Predicting the Lyme disease vector (Ixodes scapularis) from small mammals and the weather: A Bayesian approach


John R. Foster1; Shannon L. Ladeau2; Michael C. Dietze1

  1. Department of Earth and Environment, Boston University
  2. The Cary Institute of Ecosystem Studies


Lyme disease is the most prevalent tick-borne disease in the United States. The etiological agent, Borrelia burgdorferi, is transmitted between several mammalian reservoirs by ticks of the genus Ixodes. The most epidemiologically important host is the white-footed mouse (Peromyscus leucopus) as it’s an important blood meal host for larval Ixodes ticks, and the predominant reservoir for Borrelia. Furthermore, the white-footed mouse plays a critical role in both the survival and infection of nymphal Ixodes.

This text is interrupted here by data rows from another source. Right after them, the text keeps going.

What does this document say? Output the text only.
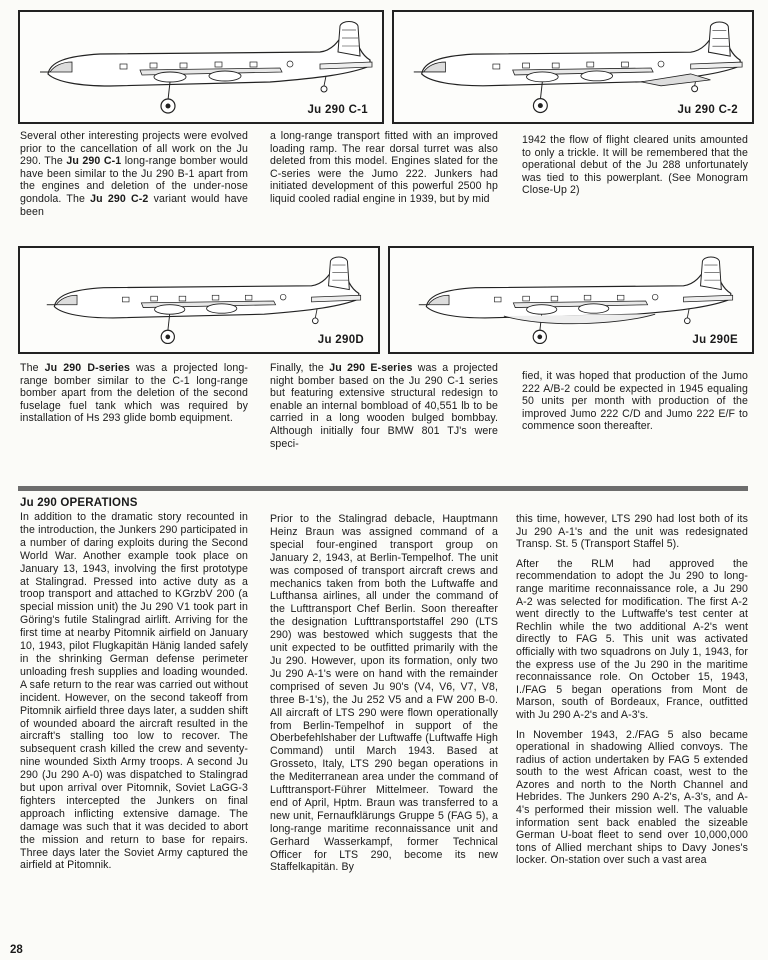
Ju 290 C-1	Ju 290 C-2
Several other interesting projects were evolved prior to the cancellation of all work on the Ju 290. The Ju 290 C-1 long-range bomber would have been similar to the Ju 290 B-1 apart from the engines and deletion of the under-nose gondola. The Ju 290 C-2 variant would have been
a long-range transport fitted with an improved loading ramp. The rear dorsal turret was also deleted from this model. Engines slated for the C-series were the Jumo 222. Junkers had initiated development of this powerful 2500 hp liquid cooled radial engine in 1939, but by mid
1942 the flow of flight cleared units amounted to only a trickle. It will be remembered that the operational debut of the Ju 288 unfortunately was tied to this powerplant. (See Monogram Close-Up 2)
Ju 290D	Ju 290E
The Ju 290 D-series was a projected long-range bomber similar to the C-1 long-range bomber apart from the deletion of the second fuselage fuel tank which was required by installation of Hs 293 glide bomb equipment.
Finally, the Ju 290 E-series was a projected night bomber based on the Ju 290 C-1 series but featuring extensive structural redesign to enable an internal bombload of 40,551 lb to be carried in a long wooden bulged bombbay. Although initially four BMW 801 TJ's were speci-
fied, it was hoped that production of the Jumo 222 A/B-2 could be expected in 1945 equaling 50 units per month with production of the improved Jumo 222 C/D and Jumo 222 E/F to commence soon thereafter.
Ju 290 OPERATIONS
In addition to the dramatic story recounted in the introduction, the Junkers 290 participated in a number of daring exploits during the Second World War. Another example took place on January 13, 1943, involving the first prototype at Stalingrad. Pressed into active duty as a troop transport and attached to KGrzbV 200 (a special mission unit) the Ju 290 V1 took part in Göring's futile Stalingrad airlift. Arriving for the first time at nearby Pitomnik airfield on January 10, 1943, pilot Flugkapitän Hänig landed safely in the shrinking German defense perimeter unloading fresh supplies and loading wounded. A safe return to the rear was carried out without incident. However, on the second takeoff from Pitomnik airfield three days later, a sudden shift of wounded aboard the aircraft resulted in the aircraft's stalling too low to recover. The subsequent crash killed the crew and seventy-nine wounded Sixth Army troops. A second Ju 290 (Ju 290 A-0) was dispatched to Stalingrad but upon arrival over Pitomnik, Soviet LaGG-3 fighters intercepted the Junkers on final approach inflicting extensive damage. The damage was such that it was decided to abort the mission and return to base for repairs. Three days later the Soviet Army captured the airfield at Pitomnik.
Prior to the Stalingrad debacle, Hauptmann Heinz Braun was assigned command of a special four-engined transport group on January 2, 1943, at Berlin-Tempelhof. The unit was composed of transport aircraft crews and mechanics taken from both the Luftwaffe and Lufthansa airlines, all under the command of the Lufttransport Chef Berlin. Soon thereafter the designation Lufttransportstaffel 290 (LTS 290) was bestowed which suggests that the unit expected to be outfitted primarily with the Ju 290. However, upon its formation, only two Ju 290 A-1's were on hand with the remainder comprised of seven Ju 90's (V4, V6, V7, V8, three B-1's), the Ju 252 V5 and a FW 200 B-0. All aircraft of LTS 290 were flown operationally from Berlin-Tempelhof in support of the Oberbefehlshaber der Luftwaffe (Luftwaffe High Command) until March 1943. Based at Grosseto, Italy, LTS 290 began operations in the Mediterranean area under the command of Lufttransport-Führer Mittelmeer. Toward the end of April, Hptm. Braun was transferred to a new unit, Fernaufklärungs Gruppe 5 (FAG 5), a long-range maritime reconnaissance unit and Gerhard Wasserkampf, former Technical Officer for LTS 290, become its new Staffelkapitän. By

this time, however, LTS 290 had lost both of its Ju 290 A-1's and the unit was redesignated Transp. St. 5 (Transport Staffel 5).

After the RLM had approved the recommendation to adopt the Ju 290 to long-range maritime reconnaissance role, a Ju 290 A-2 was selected for modification. The first A-2 went directly to the Luftwaffe's test center at Rechlin while the two additional A-2's went directly to FAG 5. This unit was activated officially with two squadrons on July 1, 1943, for the express use of the Ju 290 in the maritime reconnaissance role. On October 15, 1943, I./FAG 5 began operations from Mont de Marson, south of Bordeaux, France, outfitted with Ju 290 A-2's and A-3's.

In November 1943, 2./FAG 5 also became operational in shadowing Allied convoys. The radius of action undertaken by FAG 5 extended south to the west African coast, west to the Azores and north to the North Channel and Hebrides. The Junkers 290 A-2's, A-3's, and A-4's performed their mission well. The valuable information sent back enabled the sizeable German U-boat fleet to send over 10,000,000 tons of Allied merchant ships to Davy Jones's locker. On-station over such a vast area

28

Previous studies have shown that mouse population dynamics can help predict nymph abundance up to two years in advance. Here, we use Bayesian statistics to specifically compare tick population predictions among a suite of mouse population models, including a mouse only model, the minimum number of mice alive, and models including meteorological covariates, such as precipitation and temperature. Our models show that the tick-mouse dynamic is better predicted when meteorological variables, such as temperature and precipitation, are included as covariates. This was to be expected, as Ixodes development and fecundity are partially driven by both temperature and precipitation. The mouse only model, where we predicted ticks solely on the estimated mouse density, was prone to high degrees of error. The minimum number alive model performed about the same as the mouse only model. These results show that ticks, and therefore disease risk, can be accurately predicted from mice as long as meteorological variables are included as covariates. However, if this method were to be employed at other sites, density estimates should be used, as the absolute change in mice will differ across sites. Furthermore, the iterative nature of Bayesian statistics is ideal for estimating population density through time, because the current estimate of the population can be used to predict the future state. This work represents the first step towards forecasting near-term tick-borne disease risk.